Harkortstrasse Campus

Sportverein Motor Mickten präsentiert Projektstudie für Breitensport-Campus

Ein inklusives, sozialadäquates und marktrelevantes Sportvereinszentrum – das ist das Ergebnis einer zweijährigen Arbeit von Experten des Sportvereins Motor Mickten und der IPROconsult GmbH Dresden. Die Projektstudie mit dem Arbeitstitel Motor Mickten Campus wird in der kommenden Woche erstmals bei einem Pressetermin öffentlich präsentiert.

Im Frühjahr 2017 hatten die Vereinsmitglieder den Vorstand beauftragt, ein Konzept für den Standort an der Harkortstraße in Pieschen zu erarbeiten und dafür pro Jahr 10.000 Euro zur Verfügung gestellt. Ziel war es, Angebote für den Breitensport an einem Ort zu entwickeln. Das ist nach Aussage von Frank Elsner, 2. Vorsitzender des Sportvereins Motor Mickten, gelungen. „Wir haben eine große multifunktionale Anlage konzipiert“, hatte er kürzlich als Redner bei einer Podiumsdiskussion im Kunstforum RadioLenck erklärt. In dem Gebäudekomplex mit mehreren Etagen sei auch eine Schwimmhalle untergebracht.
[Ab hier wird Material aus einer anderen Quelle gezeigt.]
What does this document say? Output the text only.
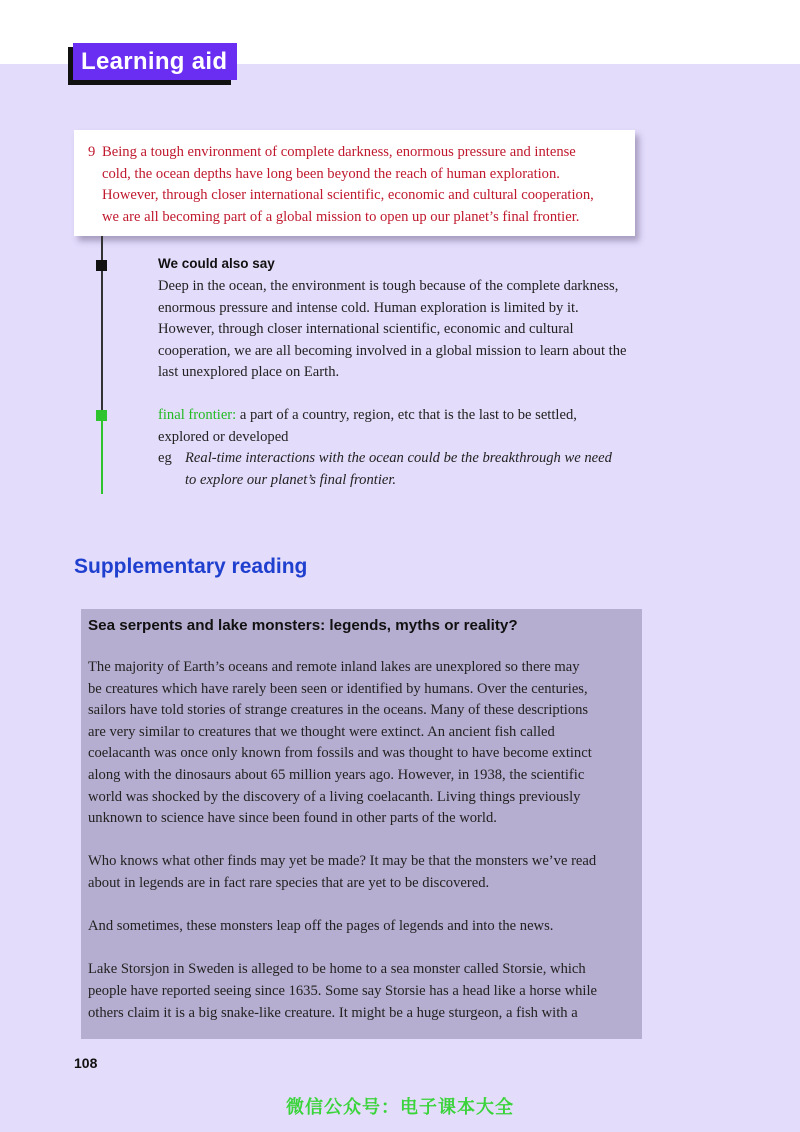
Learning aid
9 Being a tough environment of complete darkness, enormous pressure and intense
cold, the ocean depths have long been beyond the reach of human exploration.
However, through closer international scientific, economic and cultural cooperation,
we are all becoming part of a global mission to open up our planet’s final frontier.
We could also say
Deep in the ocean, the environment is tough because of the complete darkness,
enormous pressure and intense cold. Human exploration is limited by it.
However, through closer international scientific, economic and cultural
cooperation, we are all becoming involved in a global mission to learn about the
last unexplored place on Earth.
final frontier: a part of a country, region, etc that is the last to be settled,
explored or developed
eg Real-time interactions with the ocean could be the breakthrough we need
to explore our planet’s final frontier.
Supplementary reading
Sea serpents and lake monsters: legends, myths or reality?

The majority of Earth’s oceans and remote inland lakes are unexplored so there may
be creatures which have rarely been seen or identified by humans. Over the centuries,
sailors have told stories of strange creatures in the oceans. Many of these descriptions
are very similar to creatures that we thought were extinct. An ancient fish called
coelacanth was once only known from fossils and was thought to have become extinct
along with the dinosaurs about 65 million years ago. However, in 1938, the scientific
world was shocked by the discovery of a living coelacanth. Living things previously
unknown to science have since been found in other parts of the world.

Who knows what other finds may yet be made? It may be that the monsters we’ve read
about in legends are in fact rare species that are yet to be discovered.

And sometimes, these monsters leap off the pages of legends and into the news.

Lake Storsjon in Sweden is alleged to be home to a sea monster called Storsie, which
people have reported seeing since 1635. Some say Storsie has a head like a horse while
others claim it is a big snake-like creature. It might be a huge sturgeon, a fish with a

108
微信公众号：电子课本大全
Fußball könne man zum Beispiel auf dem Dach spielen. „Wir wollen den Familien einen Vollsortimenter für Sport und Freizeit anbieten“, veranschaulichte er die Idee. So könnten Eltern, die ihre Kinder zum Sport bringen, sich zeitgleich sportlich betätigen. Die Sportangebote stünden den ganzen Tag zur Verfügung und nicht erst nach 17 Uhr, wie in den Schulsporthallen. Die Mitgliederversammlung des Sportvereins habe dem Konzept zugestimmt. Jetzt wolle man es den Vertretern aus Politik und Gesellschaft vorstellen.
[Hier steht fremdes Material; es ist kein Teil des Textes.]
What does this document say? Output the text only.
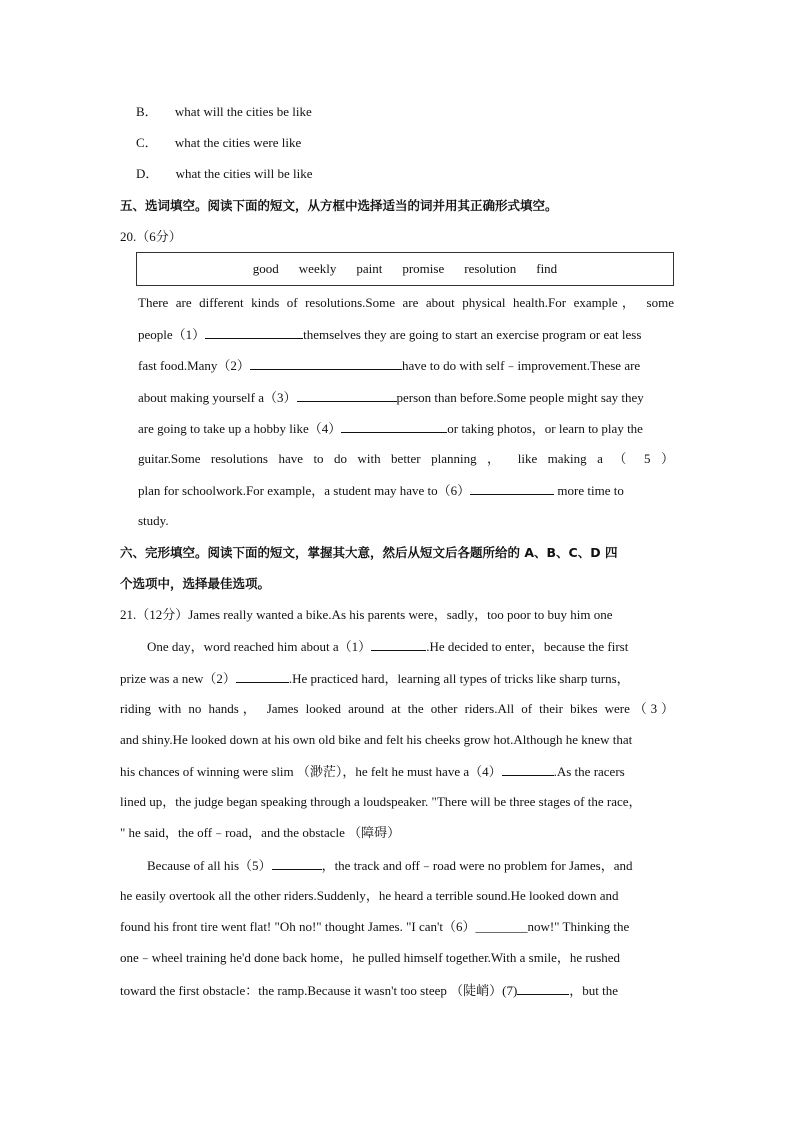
B． what will the cities be like
C． what the cities were like
D． what the cities will be like
五、选词填空。阅读下面的短文，从方框中选择适当的词并用其正确形式填空。
20.（6分）
good weekly paint promise resolution find
There are different kinds of resolutions.Some are about physical health.For example， some
people（1）	themselves they are going to start an exercise program or eat less
fast food.Many（2）	have to do with self﹣improvement.These are
about making yourself a（3）	person than before.Some people might say they
are going to take up a hobby like（4）	or taking photos，or learn to play the
guitar.Some resolutions have to do with better planning ， like making a （ 5 ）
plan for schoolwork.For example，a student may have to（6）	more time to
study.
六、完形填空。阅读下面的短文，掌握其大意，然后从短文后各题所给的 A、B、C、D 四
个选项中，选择最佳选项。
21.（12分）James really wanted a bike.As his parents were，sadly，too poor to buy him one
One day，word reached him about a（1）	.He decided to enter，because the first
prize was a new（2）	.He practiced hard，learning all types of tricks like sharp turns，
riding with no hands， James looked around at the other riders.All of their bikes were（3）
and shiny.He looked down at his own old bike and felt his cheeks grow hot.Although he knew that
his chances of winning were slim （渺茫），he felt he must have a（4）	.As the racers
lined up，the judge began speaking through a loudspeaker. "There will be three stages of the race，
" he said，the off﹣road，and the obstacle （障碍）
Because of all his（5）	，the track and off﹣road were no problem for James，and
he easily overtook all the other riders.Suddenly，he heard a terrible sound.He looked down and
found his front tire went flat! "Oh no!" thought James. "I can't（6）________now!" Thinking the
one﹣wheel training he'd done back home，he pulled himself together.With a smile，he rushed
toward the first obstacle：the ramp.Because it wasn't too steep （陡峭）(7)	，but the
Mehr Sport vor Ort im eigenen Stadtteil „bedeutet mehr Lebensqualität für alle und bis zu 200 zukunftsfähige Arbeits- und Ausbildungsplätze für die Stadt“, wird in einer Pressemitteilung des Vereins betont. Die Verknüpfung von Bildung und Erziehung, von Gesundheit und Sozialem durch Sport und Kultur an einem Standort mitten im Stadtteil reduziere Wegezeiten und Mobilität. Ein Beispiel sei die nunmehr beschlossene Änderung in der Sportstrategie der Stadt bis 2030. Es mache einfach keinen Sinn, rund 100.000 Einwohner aus Pieschen und der Neustadt in eine Schwimmhalle nach Klotzsche zu schicken. Das vergeude viel Zeit bei den Betroffenen und erzeuge unnötigen Verkehr, hatte Elsner bei der Podiumsdiskussion erläutert und die Entscheidung begrüßt, für die Stadtteile ein eigenes Kombi-Bad zu planen. In der Projektstudie für eine Motor Mickten Campus hat es bereits einen Platz gefunden.